Last issue’s maintenance connections column ("What’s in a word?") dealt with communication quality and accountability when sending and receiving information in written versus verbal format. All of these columns position members of the maintenance department as direct senders and receivers of information between themselves, all other internal corporate departments (engineering, purchasing, production, etc.), and outside agencies (consultants, contractors, suppliers, etc).
A common denominator in every linked connection is the human factor. People do not send instruction or reports to computers, they send them to people who look at databases in computers. People do not send requisitions or reports to other departments or agencies, they send them to people who work for those departments or agencies. Effective communication relies on the fact that the person sending information understands the people in his or her audience.
The 5 Cs of communications
What does the word communication mean to you? If a communication is to be effective it must contain content that is structured; five structural elements of a good communication are:
1. Clarity: the meaning of the communication must be clear. Is the message a direct instruction to be completed in a defined time period, or is the message for informational purposes only? Always state the purpose of the communication in the title.
2. Coherence: cognizance of the audience’s level of understanding is crucial. The message must mean something to the person reading it. Jargon should be avoided and acronyms spelled out.
3. Consistence: communication process should be formalized and the communication format standardized — consistency eliminates reader confusion and leads to credibility and trust.

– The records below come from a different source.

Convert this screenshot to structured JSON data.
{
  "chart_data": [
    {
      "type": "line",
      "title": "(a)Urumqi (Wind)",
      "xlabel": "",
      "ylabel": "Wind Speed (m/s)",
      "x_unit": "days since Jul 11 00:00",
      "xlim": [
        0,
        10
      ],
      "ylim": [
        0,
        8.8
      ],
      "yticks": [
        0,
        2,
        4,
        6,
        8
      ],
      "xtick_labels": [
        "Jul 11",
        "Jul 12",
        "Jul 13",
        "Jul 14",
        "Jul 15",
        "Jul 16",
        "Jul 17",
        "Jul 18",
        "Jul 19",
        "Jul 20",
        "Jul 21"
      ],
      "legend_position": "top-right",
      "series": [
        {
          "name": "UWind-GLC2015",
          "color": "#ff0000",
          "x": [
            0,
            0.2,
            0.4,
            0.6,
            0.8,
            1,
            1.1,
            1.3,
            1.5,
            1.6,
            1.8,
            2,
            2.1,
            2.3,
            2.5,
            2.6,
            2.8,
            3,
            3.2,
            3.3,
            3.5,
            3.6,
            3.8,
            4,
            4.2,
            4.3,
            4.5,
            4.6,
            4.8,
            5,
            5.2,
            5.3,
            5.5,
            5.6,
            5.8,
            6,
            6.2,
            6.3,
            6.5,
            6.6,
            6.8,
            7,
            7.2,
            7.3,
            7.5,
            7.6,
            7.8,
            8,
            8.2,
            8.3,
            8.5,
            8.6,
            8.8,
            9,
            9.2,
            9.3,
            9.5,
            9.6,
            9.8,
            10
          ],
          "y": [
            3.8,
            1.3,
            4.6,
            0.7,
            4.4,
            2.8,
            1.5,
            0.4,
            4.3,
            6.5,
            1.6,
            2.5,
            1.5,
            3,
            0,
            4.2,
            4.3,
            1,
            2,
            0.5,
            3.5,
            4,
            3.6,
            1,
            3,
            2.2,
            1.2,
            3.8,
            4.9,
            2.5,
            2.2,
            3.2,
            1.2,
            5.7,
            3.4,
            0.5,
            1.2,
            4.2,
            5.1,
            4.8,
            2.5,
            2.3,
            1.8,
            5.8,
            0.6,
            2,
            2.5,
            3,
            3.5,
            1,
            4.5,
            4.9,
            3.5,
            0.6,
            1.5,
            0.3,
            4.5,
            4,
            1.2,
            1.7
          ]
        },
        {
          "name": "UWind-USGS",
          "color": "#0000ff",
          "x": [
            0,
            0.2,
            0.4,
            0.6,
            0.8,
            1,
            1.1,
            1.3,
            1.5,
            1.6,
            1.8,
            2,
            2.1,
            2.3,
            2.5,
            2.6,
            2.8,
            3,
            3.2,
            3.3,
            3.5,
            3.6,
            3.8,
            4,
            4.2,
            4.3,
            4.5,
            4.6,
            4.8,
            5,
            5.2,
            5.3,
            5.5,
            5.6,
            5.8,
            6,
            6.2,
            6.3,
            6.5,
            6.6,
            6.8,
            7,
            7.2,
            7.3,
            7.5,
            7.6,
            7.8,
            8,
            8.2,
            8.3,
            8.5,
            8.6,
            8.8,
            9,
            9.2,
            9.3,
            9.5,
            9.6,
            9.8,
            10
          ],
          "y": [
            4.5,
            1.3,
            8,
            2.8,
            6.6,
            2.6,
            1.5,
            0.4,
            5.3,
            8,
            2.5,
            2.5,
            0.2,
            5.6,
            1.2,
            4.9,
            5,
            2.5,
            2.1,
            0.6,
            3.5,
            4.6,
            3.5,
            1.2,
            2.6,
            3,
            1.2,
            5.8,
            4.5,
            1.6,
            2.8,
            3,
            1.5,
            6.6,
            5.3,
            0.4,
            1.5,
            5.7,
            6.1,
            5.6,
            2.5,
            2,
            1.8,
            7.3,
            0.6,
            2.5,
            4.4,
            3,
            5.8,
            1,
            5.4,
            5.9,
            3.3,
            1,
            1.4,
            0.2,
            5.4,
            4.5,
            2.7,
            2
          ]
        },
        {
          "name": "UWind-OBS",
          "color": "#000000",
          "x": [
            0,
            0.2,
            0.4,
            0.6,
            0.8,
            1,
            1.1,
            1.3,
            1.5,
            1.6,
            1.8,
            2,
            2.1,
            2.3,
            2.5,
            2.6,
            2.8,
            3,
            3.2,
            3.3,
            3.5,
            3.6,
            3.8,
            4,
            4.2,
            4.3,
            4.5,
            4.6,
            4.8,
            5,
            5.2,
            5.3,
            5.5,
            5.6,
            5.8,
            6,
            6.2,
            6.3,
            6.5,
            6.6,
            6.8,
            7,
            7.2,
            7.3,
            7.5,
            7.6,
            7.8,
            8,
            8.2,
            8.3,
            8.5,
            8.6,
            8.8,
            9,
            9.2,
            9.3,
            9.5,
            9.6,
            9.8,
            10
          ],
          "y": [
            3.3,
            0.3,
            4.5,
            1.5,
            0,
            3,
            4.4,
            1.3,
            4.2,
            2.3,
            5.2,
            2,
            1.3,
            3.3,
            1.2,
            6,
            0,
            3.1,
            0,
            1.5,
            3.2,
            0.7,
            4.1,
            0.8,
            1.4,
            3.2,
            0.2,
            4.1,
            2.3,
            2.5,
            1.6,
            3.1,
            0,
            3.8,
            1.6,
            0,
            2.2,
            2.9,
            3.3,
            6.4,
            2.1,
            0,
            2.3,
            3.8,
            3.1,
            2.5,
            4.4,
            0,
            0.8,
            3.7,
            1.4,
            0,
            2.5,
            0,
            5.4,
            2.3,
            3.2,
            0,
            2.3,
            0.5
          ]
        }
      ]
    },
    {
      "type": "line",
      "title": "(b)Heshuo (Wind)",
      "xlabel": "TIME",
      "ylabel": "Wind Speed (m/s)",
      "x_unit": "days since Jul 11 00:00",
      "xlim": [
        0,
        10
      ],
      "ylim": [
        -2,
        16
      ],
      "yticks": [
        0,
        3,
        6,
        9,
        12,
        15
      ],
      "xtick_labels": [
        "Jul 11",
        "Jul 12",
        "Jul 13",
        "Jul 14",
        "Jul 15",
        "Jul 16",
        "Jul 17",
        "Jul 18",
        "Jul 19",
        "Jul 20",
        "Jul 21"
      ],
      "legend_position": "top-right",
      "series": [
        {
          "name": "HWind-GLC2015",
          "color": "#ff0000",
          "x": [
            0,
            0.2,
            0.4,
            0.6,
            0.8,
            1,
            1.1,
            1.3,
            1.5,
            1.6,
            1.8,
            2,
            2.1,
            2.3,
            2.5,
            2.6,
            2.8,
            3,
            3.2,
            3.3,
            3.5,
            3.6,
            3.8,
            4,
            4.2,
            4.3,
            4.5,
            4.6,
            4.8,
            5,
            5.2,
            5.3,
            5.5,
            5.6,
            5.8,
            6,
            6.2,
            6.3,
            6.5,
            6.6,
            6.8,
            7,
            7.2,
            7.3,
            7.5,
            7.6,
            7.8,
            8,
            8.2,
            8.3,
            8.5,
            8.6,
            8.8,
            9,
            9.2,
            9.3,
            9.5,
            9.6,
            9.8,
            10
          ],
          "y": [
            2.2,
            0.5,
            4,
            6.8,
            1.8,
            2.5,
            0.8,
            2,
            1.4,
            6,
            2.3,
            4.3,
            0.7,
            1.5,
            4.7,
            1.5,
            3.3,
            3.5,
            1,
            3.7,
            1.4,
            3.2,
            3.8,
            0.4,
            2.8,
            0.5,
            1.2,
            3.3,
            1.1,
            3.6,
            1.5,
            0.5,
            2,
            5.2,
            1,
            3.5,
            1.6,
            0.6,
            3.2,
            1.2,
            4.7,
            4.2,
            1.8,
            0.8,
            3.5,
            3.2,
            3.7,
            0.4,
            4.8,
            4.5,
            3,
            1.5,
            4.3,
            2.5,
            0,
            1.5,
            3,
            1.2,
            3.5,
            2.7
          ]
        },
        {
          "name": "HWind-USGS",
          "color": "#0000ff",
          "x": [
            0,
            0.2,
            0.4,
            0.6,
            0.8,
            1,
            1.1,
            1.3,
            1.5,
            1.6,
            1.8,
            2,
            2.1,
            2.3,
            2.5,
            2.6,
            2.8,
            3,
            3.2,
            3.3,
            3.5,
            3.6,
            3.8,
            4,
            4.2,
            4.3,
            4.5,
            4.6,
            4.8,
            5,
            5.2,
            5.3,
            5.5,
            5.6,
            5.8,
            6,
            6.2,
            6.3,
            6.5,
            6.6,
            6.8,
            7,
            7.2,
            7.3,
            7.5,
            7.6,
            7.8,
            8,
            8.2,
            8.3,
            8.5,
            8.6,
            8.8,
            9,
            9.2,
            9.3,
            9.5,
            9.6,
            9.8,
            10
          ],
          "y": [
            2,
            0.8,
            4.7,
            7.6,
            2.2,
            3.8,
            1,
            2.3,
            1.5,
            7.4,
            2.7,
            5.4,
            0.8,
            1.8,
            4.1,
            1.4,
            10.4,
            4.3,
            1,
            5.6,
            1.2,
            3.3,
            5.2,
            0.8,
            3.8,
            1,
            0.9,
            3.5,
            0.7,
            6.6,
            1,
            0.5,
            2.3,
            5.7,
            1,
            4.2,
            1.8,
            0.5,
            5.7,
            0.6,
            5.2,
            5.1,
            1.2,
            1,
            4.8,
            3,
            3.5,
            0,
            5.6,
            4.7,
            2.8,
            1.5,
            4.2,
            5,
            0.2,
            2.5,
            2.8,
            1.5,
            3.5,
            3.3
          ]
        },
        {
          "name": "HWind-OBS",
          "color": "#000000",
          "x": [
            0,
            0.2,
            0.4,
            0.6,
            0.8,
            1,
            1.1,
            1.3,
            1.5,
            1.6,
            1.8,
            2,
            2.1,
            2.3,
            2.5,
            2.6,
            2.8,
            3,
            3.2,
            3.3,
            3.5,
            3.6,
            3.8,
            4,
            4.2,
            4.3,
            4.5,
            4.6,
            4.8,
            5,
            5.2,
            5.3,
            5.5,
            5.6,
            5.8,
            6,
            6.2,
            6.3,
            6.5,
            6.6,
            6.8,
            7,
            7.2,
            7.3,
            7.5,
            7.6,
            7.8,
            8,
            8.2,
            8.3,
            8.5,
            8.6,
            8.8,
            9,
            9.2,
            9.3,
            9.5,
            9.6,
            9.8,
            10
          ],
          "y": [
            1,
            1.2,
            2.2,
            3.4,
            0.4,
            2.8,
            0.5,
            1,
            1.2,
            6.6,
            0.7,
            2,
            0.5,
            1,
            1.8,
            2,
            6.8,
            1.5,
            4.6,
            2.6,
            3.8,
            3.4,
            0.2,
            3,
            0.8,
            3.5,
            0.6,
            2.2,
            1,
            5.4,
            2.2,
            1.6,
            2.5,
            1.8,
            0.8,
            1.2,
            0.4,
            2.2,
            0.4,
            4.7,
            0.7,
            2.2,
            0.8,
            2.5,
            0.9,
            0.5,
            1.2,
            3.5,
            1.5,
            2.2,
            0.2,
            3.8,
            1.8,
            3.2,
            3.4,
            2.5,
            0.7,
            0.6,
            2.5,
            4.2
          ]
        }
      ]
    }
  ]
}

4. Conciseness: to be concise the message must be written objectively and without ambiguity. All data and information contained within the message must be correct, not fabricated.
5. Completeness: achieved through anticipating questions on the message content.
The five Cs provide a framework from which to base a communication strategy. If truly effective communication were merely a replicable product of the five Cs, communication problems would cease to exist. Unfortunately, regardless of strategy, communication problems will remain as long as the human factor is ignored.
The human factor
Place a person in a positive work environment and the person will nearly always respond in a positive manner. People like structure — communication structure is a cornerstone of corporate and personal well being and contributes directly to a positive working environment.
According to Carl Jung, a leading psychologist of the early 1900s and developer of the "theory of personality type", people can be classified into different personality types. Jung’s theories were later translated into a practical personality type indicator chart, known as the MBTI, or Myers Briggs Type Indicator by two U.S. psychologists, Myers and Briggs, and used widely in business and industry to help people better understand how their personality type can best communicate with other personality types. For each individual, Jung subscribes four basic personality traits:
1. (E) Extroversion / (I) Introversion: an extrovert is more likely to voice an immediate "off the cuff" opinion, whereas an introvert likes to think a while before giving a reply.
2. (S) Sensing / (N) Intuitive: a sensing individual likes to pour over details (micro management) while an intuitive personality is a "big picture" person (macro manager).
3. (T) Thinking / (F) Feeling: thinking individuals tend to be more impersonal and make objective decisions based on facts only. Feeling individuals are subjective in nature and base decisions on how they affect people.
4. (J) Judgement / (P) Perception: the judgmental personality likes to live and operate in a decisive, planned and orderly environment while a perceiver chooses to operate within a more spontaneous, adaptive or flexible environment.
For example, an ENTJ personality is classified as a natural leader and organization builder, and is a big picture thinker who makes decisions objectively. Do you recognize your personality, and how you like to receive information?
Understanding and tailoring the information for the person receiving the communication is crucial. When presenting reports to other departments and agencies, ask the person receiving the report how they would like the information presented to them. If the audience is more than one person, you may have to prepare and present the report in detail form complete with an executive overview or summary.
Understanding yourself allows you to instruct people on how you like to receive information. The essence to effective communication is to know and understand yourself and your audience — the human connection is perhaps the most difficult connection to master and is always under construction.